2015 was supposed to be the final year we would witness an unbastardized county cricket campaign. A franchise T20 competition beckoned. The first-class season was to be slashed. County cricket, as those who loved the competition recognized it, was to be put to death.
And yet, despite the grim future these developments heralded—after county cricket’s obituary had been penned—the unbelievable happened: nothing.
The momentum within English cricket to fundamentally alter the county season seemed to have finally reached the point of no return. For years, there have been various instances of both rumored and aborted structural changes, yet—blissfully unaware—the 16 match first-class season has managed to survive scare after scare. This year, however, the County Championship was to finally meet its maker in the form of a limited-over reaper—specifically, an eight-team 20-over competition modeled after the IPL, BBL, and CPL.
Merits of franchise-based cricket aside—and, inarguably, they exist—seeing a competition with the history of the County Championship cudgeled by marketing, cheerleaders, and vague promises of profit would have been a great shame. Many would call this stance reactionary—and to a degree, it is. Attendance is poor, county pitches are lackluster, and the financial—and as a result, competitive—gulf between certain sides is vast. However, society does not deem those who mourn the destruction of historic architecture as luddites. The same logic applies to county cricket: the attraction lies in its continuity and imperfections. In many cases, relics of the past posses a base attraction compared to the brutal constructs of modernity.
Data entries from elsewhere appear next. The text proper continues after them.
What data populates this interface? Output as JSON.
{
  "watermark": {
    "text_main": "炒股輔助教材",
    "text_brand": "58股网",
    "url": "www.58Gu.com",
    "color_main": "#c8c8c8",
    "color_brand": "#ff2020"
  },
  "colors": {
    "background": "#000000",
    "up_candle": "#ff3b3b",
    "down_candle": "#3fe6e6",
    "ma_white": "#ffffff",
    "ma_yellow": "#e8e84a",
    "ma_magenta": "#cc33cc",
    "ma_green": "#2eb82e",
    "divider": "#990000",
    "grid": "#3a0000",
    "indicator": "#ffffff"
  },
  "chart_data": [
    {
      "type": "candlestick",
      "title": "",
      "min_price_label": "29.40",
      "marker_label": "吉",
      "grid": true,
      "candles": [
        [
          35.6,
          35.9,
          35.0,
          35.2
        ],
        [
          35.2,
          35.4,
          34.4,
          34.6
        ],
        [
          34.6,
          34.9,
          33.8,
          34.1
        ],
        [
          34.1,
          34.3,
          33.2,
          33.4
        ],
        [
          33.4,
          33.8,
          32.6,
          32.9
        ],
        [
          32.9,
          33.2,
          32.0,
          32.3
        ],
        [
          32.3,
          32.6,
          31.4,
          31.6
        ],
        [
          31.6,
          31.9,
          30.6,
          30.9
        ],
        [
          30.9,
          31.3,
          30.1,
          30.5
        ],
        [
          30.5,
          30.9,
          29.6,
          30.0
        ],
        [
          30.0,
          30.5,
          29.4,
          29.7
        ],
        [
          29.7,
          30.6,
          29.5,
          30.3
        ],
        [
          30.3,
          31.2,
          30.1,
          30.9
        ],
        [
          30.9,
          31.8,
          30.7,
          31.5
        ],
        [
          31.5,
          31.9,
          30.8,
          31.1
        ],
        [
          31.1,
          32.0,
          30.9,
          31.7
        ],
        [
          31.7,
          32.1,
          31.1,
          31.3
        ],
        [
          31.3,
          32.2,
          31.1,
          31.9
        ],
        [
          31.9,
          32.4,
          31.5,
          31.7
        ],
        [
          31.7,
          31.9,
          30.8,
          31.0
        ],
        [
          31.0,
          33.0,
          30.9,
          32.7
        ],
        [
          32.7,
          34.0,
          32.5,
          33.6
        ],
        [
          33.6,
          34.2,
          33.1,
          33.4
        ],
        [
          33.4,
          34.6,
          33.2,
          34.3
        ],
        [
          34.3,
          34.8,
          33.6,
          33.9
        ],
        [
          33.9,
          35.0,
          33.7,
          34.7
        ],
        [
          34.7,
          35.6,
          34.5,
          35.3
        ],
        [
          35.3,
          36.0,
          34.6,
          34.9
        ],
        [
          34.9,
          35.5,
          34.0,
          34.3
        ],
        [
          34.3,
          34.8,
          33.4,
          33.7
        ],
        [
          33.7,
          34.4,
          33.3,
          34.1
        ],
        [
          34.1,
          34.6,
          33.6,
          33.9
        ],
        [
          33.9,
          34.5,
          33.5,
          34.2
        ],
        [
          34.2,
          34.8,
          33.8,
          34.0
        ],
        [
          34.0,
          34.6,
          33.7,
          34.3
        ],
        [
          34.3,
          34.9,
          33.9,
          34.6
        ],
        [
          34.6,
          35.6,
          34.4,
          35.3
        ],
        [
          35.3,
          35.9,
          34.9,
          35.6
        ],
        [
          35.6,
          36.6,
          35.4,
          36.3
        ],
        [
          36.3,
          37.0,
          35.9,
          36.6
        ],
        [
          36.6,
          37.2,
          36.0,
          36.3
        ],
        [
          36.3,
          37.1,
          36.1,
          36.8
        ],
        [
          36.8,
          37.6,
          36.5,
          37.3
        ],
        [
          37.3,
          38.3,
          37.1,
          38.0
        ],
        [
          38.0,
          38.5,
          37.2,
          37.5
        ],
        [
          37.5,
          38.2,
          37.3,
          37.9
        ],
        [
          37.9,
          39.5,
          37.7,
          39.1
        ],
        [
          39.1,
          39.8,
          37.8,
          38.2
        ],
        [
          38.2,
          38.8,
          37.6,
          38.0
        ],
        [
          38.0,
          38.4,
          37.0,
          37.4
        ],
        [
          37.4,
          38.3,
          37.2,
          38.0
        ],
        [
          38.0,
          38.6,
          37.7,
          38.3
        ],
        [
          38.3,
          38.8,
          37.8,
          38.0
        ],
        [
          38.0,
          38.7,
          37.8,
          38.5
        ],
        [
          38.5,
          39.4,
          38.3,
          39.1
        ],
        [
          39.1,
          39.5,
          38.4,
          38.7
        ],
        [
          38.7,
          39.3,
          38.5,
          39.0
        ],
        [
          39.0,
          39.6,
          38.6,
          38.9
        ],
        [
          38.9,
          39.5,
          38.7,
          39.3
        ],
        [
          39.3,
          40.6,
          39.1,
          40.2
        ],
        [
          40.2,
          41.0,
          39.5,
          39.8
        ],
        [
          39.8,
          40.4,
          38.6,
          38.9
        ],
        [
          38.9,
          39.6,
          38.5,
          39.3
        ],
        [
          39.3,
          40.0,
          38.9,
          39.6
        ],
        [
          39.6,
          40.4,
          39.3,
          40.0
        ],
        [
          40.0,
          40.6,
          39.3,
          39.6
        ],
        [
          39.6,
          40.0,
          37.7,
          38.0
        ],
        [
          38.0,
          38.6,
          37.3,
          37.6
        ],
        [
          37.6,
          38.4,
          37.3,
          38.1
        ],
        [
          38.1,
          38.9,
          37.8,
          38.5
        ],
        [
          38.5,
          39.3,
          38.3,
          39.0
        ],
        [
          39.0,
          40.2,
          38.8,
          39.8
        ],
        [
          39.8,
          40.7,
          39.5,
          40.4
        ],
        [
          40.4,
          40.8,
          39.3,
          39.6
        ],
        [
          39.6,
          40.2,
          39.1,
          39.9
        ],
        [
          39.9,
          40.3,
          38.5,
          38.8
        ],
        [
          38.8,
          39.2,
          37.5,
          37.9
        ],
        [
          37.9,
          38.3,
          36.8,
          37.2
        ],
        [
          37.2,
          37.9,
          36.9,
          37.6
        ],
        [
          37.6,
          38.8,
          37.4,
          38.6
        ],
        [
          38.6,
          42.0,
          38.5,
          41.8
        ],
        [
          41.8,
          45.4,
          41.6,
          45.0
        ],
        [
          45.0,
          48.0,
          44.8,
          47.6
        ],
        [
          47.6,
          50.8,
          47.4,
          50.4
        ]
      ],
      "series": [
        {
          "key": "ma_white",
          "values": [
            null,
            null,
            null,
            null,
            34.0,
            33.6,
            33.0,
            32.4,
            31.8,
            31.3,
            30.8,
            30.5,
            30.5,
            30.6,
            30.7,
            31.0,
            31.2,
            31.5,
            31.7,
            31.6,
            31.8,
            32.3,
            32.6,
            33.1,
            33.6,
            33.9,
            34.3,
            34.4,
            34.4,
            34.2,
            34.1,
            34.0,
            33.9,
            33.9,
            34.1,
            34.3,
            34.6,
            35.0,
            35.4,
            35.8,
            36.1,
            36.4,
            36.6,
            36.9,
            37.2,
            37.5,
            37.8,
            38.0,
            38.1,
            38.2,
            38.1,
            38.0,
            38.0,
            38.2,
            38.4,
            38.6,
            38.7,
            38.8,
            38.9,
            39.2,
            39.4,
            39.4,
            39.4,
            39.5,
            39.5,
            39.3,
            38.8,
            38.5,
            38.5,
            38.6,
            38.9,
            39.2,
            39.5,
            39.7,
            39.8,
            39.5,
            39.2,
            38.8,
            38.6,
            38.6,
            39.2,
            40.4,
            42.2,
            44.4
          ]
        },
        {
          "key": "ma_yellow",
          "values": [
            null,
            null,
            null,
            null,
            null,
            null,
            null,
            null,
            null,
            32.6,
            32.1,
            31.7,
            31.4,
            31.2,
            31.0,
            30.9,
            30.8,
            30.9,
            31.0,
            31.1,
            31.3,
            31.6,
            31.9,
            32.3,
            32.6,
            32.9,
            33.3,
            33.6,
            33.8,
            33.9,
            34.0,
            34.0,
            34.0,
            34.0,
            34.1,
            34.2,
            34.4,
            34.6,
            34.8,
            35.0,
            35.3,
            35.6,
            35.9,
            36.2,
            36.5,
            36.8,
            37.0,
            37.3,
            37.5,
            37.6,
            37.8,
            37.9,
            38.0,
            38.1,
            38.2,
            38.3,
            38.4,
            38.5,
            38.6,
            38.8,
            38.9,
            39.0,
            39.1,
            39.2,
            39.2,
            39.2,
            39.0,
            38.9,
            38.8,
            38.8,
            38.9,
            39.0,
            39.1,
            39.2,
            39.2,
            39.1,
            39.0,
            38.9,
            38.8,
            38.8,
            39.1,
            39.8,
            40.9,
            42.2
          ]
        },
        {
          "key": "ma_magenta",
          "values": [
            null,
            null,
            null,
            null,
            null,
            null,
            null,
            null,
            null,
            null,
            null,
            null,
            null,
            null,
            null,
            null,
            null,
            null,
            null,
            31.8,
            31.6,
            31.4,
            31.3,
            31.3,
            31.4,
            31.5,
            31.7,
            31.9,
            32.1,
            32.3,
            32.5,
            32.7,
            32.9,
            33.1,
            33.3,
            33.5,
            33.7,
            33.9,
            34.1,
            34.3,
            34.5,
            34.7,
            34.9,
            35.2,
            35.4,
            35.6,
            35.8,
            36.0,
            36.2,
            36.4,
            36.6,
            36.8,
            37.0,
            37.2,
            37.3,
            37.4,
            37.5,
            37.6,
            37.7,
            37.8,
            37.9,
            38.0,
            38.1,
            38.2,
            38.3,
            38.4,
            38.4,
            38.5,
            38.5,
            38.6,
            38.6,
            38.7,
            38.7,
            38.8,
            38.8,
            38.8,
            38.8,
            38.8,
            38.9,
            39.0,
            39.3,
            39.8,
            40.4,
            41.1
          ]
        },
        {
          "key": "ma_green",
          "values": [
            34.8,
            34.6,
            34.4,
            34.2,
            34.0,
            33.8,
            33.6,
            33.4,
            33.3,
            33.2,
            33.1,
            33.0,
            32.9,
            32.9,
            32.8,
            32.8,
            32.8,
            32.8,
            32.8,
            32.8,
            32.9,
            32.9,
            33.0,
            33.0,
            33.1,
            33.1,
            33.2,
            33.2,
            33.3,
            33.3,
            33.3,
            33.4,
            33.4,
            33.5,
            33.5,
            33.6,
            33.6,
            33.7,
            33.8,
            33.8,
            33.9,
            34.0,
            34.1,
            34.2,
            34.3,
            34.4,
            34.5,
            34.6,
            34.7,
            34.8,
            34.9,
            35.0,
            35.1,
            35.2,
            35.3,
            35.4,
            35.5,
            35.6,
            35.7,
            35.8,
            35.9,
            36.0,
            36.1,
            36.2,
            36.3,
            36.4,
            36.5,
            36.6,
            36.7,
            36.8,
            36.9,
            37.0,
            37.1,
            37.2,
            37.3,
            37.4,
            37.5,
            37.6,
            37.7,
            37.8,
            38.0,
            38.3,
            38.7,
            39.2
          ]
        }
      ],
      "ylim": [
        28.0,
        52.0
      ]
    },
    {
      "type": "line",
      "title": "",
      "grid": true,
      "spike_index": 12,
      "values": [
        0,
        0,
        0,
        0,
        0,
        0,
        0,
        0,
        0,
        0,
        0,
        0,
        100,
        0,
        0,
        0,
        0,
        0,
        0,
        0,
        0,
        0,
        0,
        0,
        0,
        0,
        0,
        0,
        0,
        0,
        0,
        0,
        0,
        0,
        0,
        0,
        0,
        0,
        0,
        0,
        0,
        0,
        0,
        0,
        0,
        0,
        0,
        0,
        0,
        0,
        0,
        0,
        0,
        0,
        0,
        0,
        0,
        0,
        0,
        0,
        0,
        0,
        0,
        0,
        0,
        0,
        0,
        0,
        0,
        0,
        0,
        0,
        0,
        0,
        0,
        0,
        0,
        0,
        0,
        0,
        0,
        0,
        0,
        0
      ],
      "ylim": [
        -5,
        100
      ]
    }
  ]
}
To love the county game is to recognize its charmingly anachronistic nature.
However, for England’s cricketing purists, the County Championship’s reprieve should only be celebrated with reserve. In reality, change is perhaps only a season away; its sentence has merely been commuted. And, despite the allure of its outmoded nature, English domestic cricket is in need of change in some capacity. In a recent poll conducted by the Professional Cricketers’ Association, the respondents agreed that, as currently structured, the domestic format is unsustainable—an unassailable fact. Yet, was it the first-class season the players were clamoring to bin? Hardly: More than 85 percent believed the County Championship was the “most important” domestic competition, while more than 90 percent agreed that it provided worthwhile training for England’s Test side. And Jason Gillespie—while perhaps biased due to the fact Yorkshire were champions in 2015—claimed “the current format remains the best.”
Largely, whether you believe in county cricket comes down to whether you believe tradition, while far from perfect, possesses a modicum of intrinsic value. There are voices begging for cricket as a whole to be run more like a business. Considering the failures of and perceived collusion amongst many administrators, this plea is logical. Yet, one must wary not to conflate business acumen with either logic or goodwill. While cricket’s elite may only be concerned with their own selfish interests, fans of the game would be wise not to clamor for the well-oiled, focused-tested administrative schlock that permeates the leagues that regularly grab the back pages. Capitalism is not the solution to ineptitude. Beauty—even flawed beauty of the variety found in county cricket—should not be gutted for the promise of a few dollars more.
County cricket will survive unchanged for another year. After 2016, however, this is unlikely to remain the case. With a £40 million price tag hanging over its head, the guillotine of profit will surely fall on the county game eventually.